Operator: Our next question comes from Lyman Delano with Beck Mack & Oliver LLC.
Lyman Delano: Can you hear me now? Great. Earlier this week there was an article in the Wall Street Journal on the fact that Deere is seeking a satellite network to provide connectivity in remote rural areas, specifically mentioning the US, Canada and Brazil, where I note that Globalstar has full coverage. I was wondering if Globalstar is eligible to provide this type of service to someone like John Deere, and if so, do you have the capacity available to do that, given the commitment you have to your major partner to provide a fairly large percentage of your satellite capacity?
David Kagan: That’s a great question, Lyman. So, yes, we were involved in the early days of that process. We continue to push our capabilities into John Deere and other agricultural focused companies, but what they’re looking for is more of a broadband type of service and a two way service, which most of the issue is for us, would be the broadband capabilities that they’re looking for. Video, live video streams and the like. And so we’re probably not likely to win that bid. And we’re of course, going after other aspects of what they do and others in that marketplace with what we can do for them, whether it’s water management, tank monitoring, and all the other typical one way and low bit data rate type solution we can provide.
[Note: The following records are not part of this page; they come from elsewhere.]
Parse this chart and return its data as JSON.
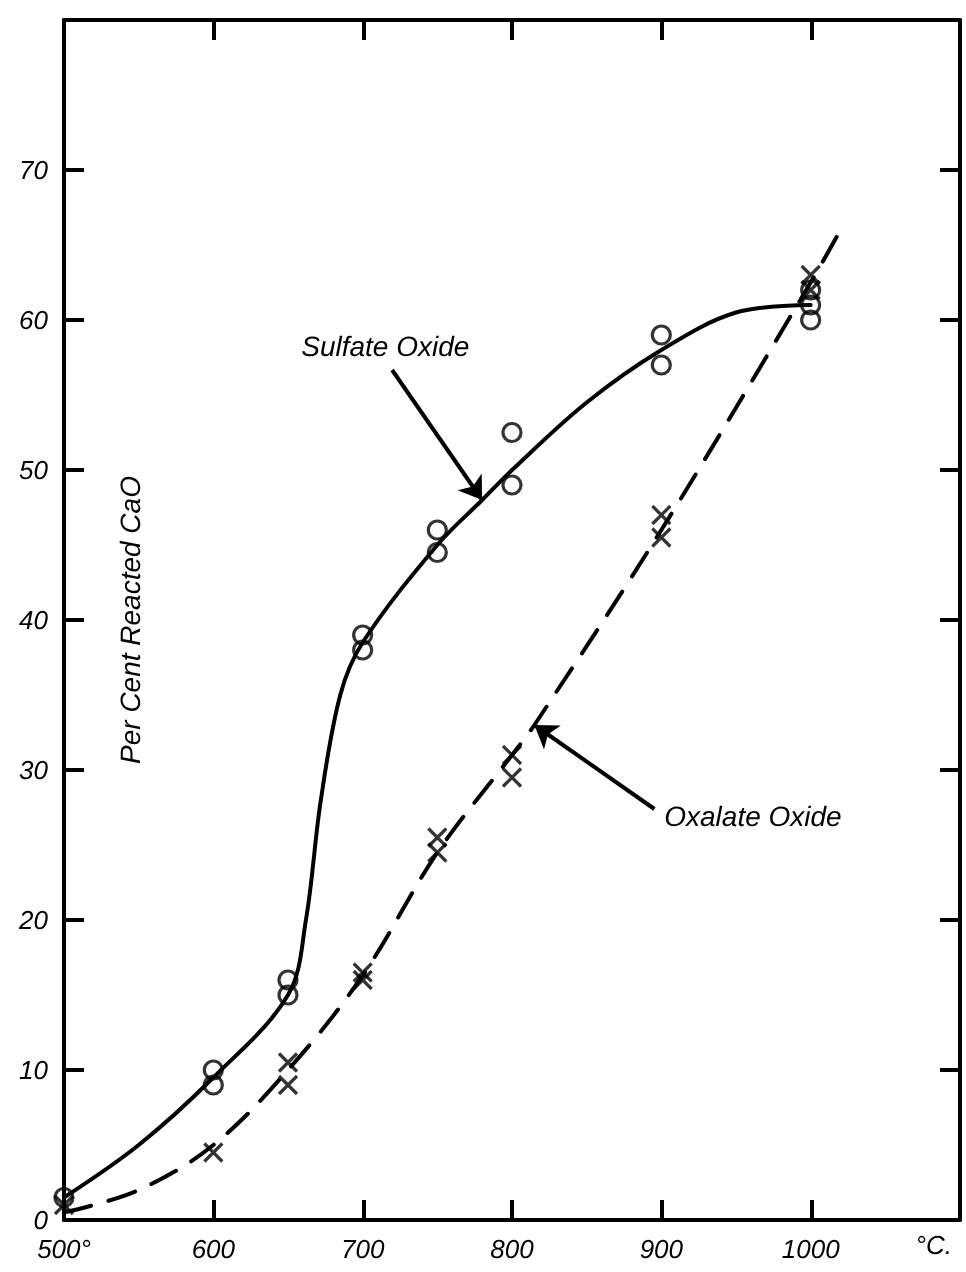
{
  "chart_data": {
    "type": "scatter",
    "ylabel": "Per Cent Reacted CaO",
    "xlabel": "°C.",
    "xlim": [
      500,
      1100
    ],
    "ylim": [
      0,
      80
    ],
    "xticks": [
      {
        "value": 500,
        "label": "500°"
      },
      600,
      700,
      800,
      900,
      1000
    ],
    "yticks": [
      0,
      10,
      20,
      30,
      40,
      50,
      60,
      70
    ],
    "grid": false,
    "series": [
      {
        "marker": "circle",
        "color": "#000000",
        "x": [
          500,
          600,
          600,
          650,
          650,
          700,
          700,
          750,
          750,
          800,
          800,
          900,
          900,
          1000,
          1000,
          1000
        ],
        "values": [
          1.5,
          10,
          9,
          16,
          15,
          39,
          38,
          46,
          44.5,
          52.5,
          49,
          59,
          57,
          62,
          61,
          60
        ]
      },
      {
        "marker": "cross",
        "color": "#000000",
        "x": [
          500,
          600,
          650,
          650,
          700,
          700,
          750,
          750,
          800,
          800,
          900,
          900,
          1000,
          1000
        ],
        "values": [
          1,
          4.5,
          10.5,
          9,
          16.5,
          16,
          25.5,
          24.5,
          31,
          29.5,
          47,
          45.5,
          63,
          62
        ]
      },
      {
        "type": "line",
        "marker": "none",
        "line_style": "solid",
        "color": "#000000",
        "x": [
          500,
          550,
          600,
          650,
          662,
          672,
          685,
          700,
          750,
          780,
          800,
          850,
          900,
          950,
          1000
        ],
        "values": [
          1.5,
          5,
          9.5,
          15,
          20,
          28,
          35,
          38.5,
          45,
          48,
          50,
          54.5,
          58,
          60.5,
          61
        ]
      },
      {
        "type": "line",
        "marker": "none",
        "line_style": "dashed",
        "color": "#000000",
        "x": [
          500,
          550,
          600,
          650,
          700,
          750,
          800,
          815,
          900,
          1000,
          1020
        ],
        "values": [
          0.5,
          2,
          5,
          10,
          16.3,
          24.5,
          31,
          33,
          46,
          62.5,
          66
        ]
      }
    ],
    "annotations": [
      {
        "text": "Sulfate Oxide",
        "x": 780,
        "y": 48
      },
      {
        "text": "Oxalate Oxide",
        "x": 815,
        "y": 33
      }
    ]
  }
}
So it’s not applicable to what we do from a broadband perspective. We will have a bigger part of the pie as we go forward with our two way product late in the year, as we talked about already. But yes, clearly there is a lot of activity in the smart Ag market and we are playing in the parts that we can play in.
Kyle Pickens: Yes, Lyman, this is Kyle. I think there’s also some opportunities for Band 53 to play a part in some of those types of deployments. So if they need high bandwidth services, you could imagine them. If it’s a big farm, you could put a single tower and cover a large part of the farm, or maybe multiple towers. You just need to backhaul it in some other way. So there could be some combinations of satellite and Band 53 type services.
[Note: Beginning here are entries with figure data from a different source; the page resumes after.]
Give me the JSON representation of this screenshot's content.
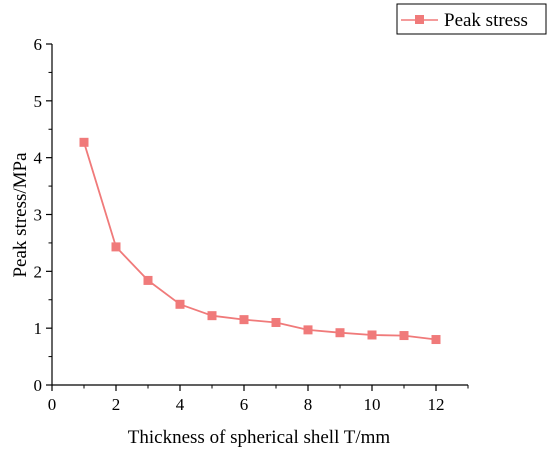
{
  "chart_data": {
    "type": "line",
    "xlabel": "Thickness of spherical shell T/mm",
    "ylabel": "Peak stress/MPa",
    "xlim": [
      0,
      13
    ],
    "ylim": [
      0,
      6
    ],
    "x_ticks": [
      "0",
      "2",
      "4",
      "6",
      "8",
      "10",
      "12"
    ],
    "y_ticks": [
      "0",
      "1",
      "2",
      "3",
      "4",
      "5",
      "6"
    ],
    "grid": false,
    "legend_position": "top-right",
    "series": [
      {
        "name": "Peak stress",
        "color": "#f07a7a",
        "marker": "square",
        "x": [
          1,
          2,
          3,
          4,
          5,
          6,
          7,
          8,
          9,
          10,
          11,
          12
        ],
        "values": [
          4.27,
          2.43,
          1.84,
          1.42,
          1.22,
          1.15,
          1.1,
          0.97,
          0.92,
          0.88,
          0.87,
          0.8
        ]
      }
    ]
  }
}
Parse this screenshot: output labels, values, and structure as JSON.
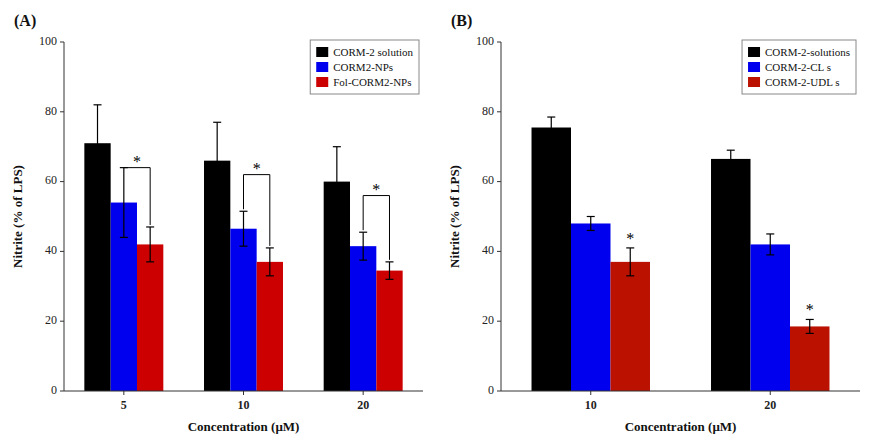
{
  "chart_data": [
    {
      "type": "bar",
      "title": "(A)",
      "categories": [
        "5",
        "10",
        "20"
      ],
      "series": [
        {
          "name": "CORM-2 solution",
          "color": "#000000",
          "values": [
            71,
            66,
            60
          ],
          "errors": [
            11,
            11,
            10
          ]
        },
        {
          "name": "CORM2-NPs",
          "color": "#0000EE",
          "values": [
            54,
            46.5,
            41.5
          ],
          "errors": [
            10,
            5,
            4
          ]
        },
        {
          "name": "Fol-CORM2-NPs",
          "color": "#CC0000",
          "values": [
            42,
            37,
            34.5
          ],
          "errors": [
            5,
            4,
            2.5
          ]
        }
      ],
      "xlabel": "Concentration (μM)",
      "ylabel": "Nitrite (% of LPS)",
      "ylim": [
        0,
        100
      ],
      "yticks": [
        0,
        20,
        40,
        60,
        80,
        100
      ],
      "grid": false,
      "legend": "upper right",
      "annotations": [
        {
          "text": "*",
          "category": 0,
          "series": [
            1,
            2
          ],
          "y": 64
        },
        {
          "text": "*",
          "category": 1,
          "series": [
            1,
            2
          ],
          "y": 62
        },
        {
          "text": "*",
          "category": 2,
          "series": [
            1,
            2
          ],
          "y": 56
        }
      ]
    },
    {
      "type": "bar",
      "title": "(B)",
      "categories": [
        "10",
        "20"
      ],
      "series": [
        {
          "name": "CORM-2-solutions",
          "color": "#000000",
          "values": [
            75.5,
            66.5
          ],
          "errors": [
            3,
            2.5
          ]
        },
        {
          "name": "CORM-2-CL s",
          "color": "#0000EE",
          "values": [
            48,
            42
          ],
          "errors": [
            2,
            3
          ]
        },
        {
          "name": "CORM-2-UDL s",
          "color": "#BB1100",
          "values": [
            37,
            18.5
          ],
          "errors": [
            4,
            2
          ]
        }
      ],
      "xlabel": "Concentration (μM)",
      "ylabel": "Nitrite (% of LPS)",
      "ylim": [
        0,
        100
      ],
      "yticks": [
        0,
        20,
        40,
        60,
        80,
        100
      ],
      "grid": false,
      "legend": "upper right",
      "annotations": [
        {
          "text": "*",
          "category": 0,
          "series": [
            2
          ]
        },
        {
          "text": "*",
          "category": 1,
          "series": [
            2
          ]
        }
      ]
    }
  ]
}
Operator: Thank you. And this concludes the Q&A session. I’d now like to turn the call back over to Jay Monroe for any closing remarks.
Jay Monroe: Great. A couple of things. First on a truly qualitative basis. There is not a room that we walk into today where the conversation hasn’t changed radically as a result of everything that we’ve been doing in the last couple of years, whether it’s direct to handset with a truly transformative partner or our relationship with Qualcomm, which finalized the Band 53 infrastructure picture for us. As well as made the chipset available to all handset manufacturers that they currently work with. Between Apple and Samsung alone, they control 86% of the US handset market and they are of course, large Qualcomm customers. So our ecosystem continues to expand. We appreciate everybody’s questions today. Obviously, this has been a record quarter for us and it starts a new chapter.
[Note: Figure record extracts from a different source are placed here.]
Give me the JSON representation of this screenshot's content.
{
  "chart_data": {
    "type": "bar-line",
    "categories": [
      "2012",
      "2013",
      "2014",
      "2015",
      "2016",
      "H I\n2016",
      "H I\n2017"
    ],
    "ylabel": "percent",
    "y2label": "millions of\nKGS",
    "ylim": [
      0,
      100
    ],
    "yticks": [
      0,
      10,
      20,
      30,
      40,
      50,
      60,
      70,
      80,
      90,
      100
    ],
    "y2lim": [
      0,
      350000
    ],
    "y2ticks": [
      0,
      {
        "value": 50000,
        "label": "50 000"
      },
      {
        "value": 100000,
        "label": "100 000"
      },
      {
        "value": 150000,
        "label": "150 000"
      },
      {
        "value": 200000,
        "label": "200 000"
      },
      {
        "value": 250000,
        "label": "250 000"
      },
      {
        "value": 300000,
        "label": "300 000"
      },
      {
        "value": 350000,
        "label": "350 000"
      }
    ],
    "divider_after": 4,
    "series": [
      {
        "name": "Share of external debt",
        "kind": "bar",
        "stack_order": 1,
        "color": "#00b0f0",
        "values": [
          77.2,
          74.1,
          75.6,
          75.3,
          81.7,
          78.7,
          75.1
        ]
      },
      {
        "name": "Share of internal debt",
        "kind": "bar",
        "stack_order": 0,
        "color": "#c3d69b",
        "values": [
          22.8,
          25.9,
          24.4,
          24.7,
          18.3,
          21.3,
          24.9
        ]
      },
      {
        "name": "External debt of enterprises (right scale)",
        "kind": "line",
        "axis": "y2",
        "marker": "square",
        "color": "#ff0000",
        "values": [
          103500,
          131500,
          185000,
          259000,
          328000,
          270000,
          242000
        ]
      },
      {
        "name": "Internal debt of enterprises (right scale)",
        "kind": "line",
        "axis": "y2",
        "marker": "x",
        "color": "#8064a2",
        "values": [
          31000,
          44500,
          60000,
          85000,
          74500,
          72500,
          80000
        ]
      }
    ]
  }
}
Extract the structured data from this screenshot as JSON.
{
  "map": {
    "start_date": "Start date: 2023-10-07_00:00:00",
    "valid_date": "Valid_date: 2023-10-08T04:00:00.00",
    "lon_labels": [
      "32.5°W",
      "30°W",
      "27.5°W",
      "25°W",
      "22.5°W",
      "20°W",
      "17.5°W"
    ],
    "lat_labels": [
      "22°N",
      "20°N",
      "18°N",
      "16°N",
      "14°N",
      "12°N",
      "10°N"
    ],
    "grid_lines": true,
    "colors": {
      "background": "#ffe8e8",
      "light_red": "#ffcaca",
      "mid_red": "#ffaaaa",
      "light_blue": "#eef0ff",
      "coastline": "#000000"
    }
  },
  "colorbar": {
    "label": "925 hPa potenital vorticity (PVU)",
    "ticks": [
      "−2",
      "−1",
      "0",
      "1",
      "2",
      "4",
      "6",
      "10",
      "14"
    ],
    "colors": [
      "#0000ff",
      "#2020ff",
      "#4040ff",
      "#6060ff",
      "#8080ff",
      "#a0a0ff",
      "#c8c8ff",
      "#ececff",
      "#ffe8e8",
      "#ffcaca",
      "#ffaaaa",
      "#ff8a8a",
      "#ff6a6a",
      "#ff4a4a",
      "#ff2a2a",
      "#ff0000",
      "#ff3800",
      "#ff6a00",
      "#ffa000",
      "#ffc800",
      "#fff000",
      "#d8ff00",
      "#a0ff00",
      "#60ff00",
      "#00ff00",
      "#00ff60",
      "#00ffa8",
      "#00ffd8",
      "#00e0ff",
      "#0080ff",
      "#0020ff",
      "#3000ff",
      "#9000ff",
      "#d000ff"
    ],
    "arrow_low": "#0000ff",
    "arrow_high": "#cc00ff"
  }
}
The platform and the ecosystem I were just talking about are in place and with a clean balance sheet providing us unconstrained runway, it’s now our entire focus to drive the utilization of these space and terrestrial assets. Our solutions are absolutely at the forefront of the market and though we’re talking about driving significant revenue and cash generating opportunities. at Globalstar, we never lose sight of the fact that our technology is ultimately saving lives. This is a big reason why our partners have selected us, and it drives our mission every day. We look forward to engaging with all of you in the future months.
Operator: Thank you. This concludes today’s conference call. Thank you for participating. You may now disconnect.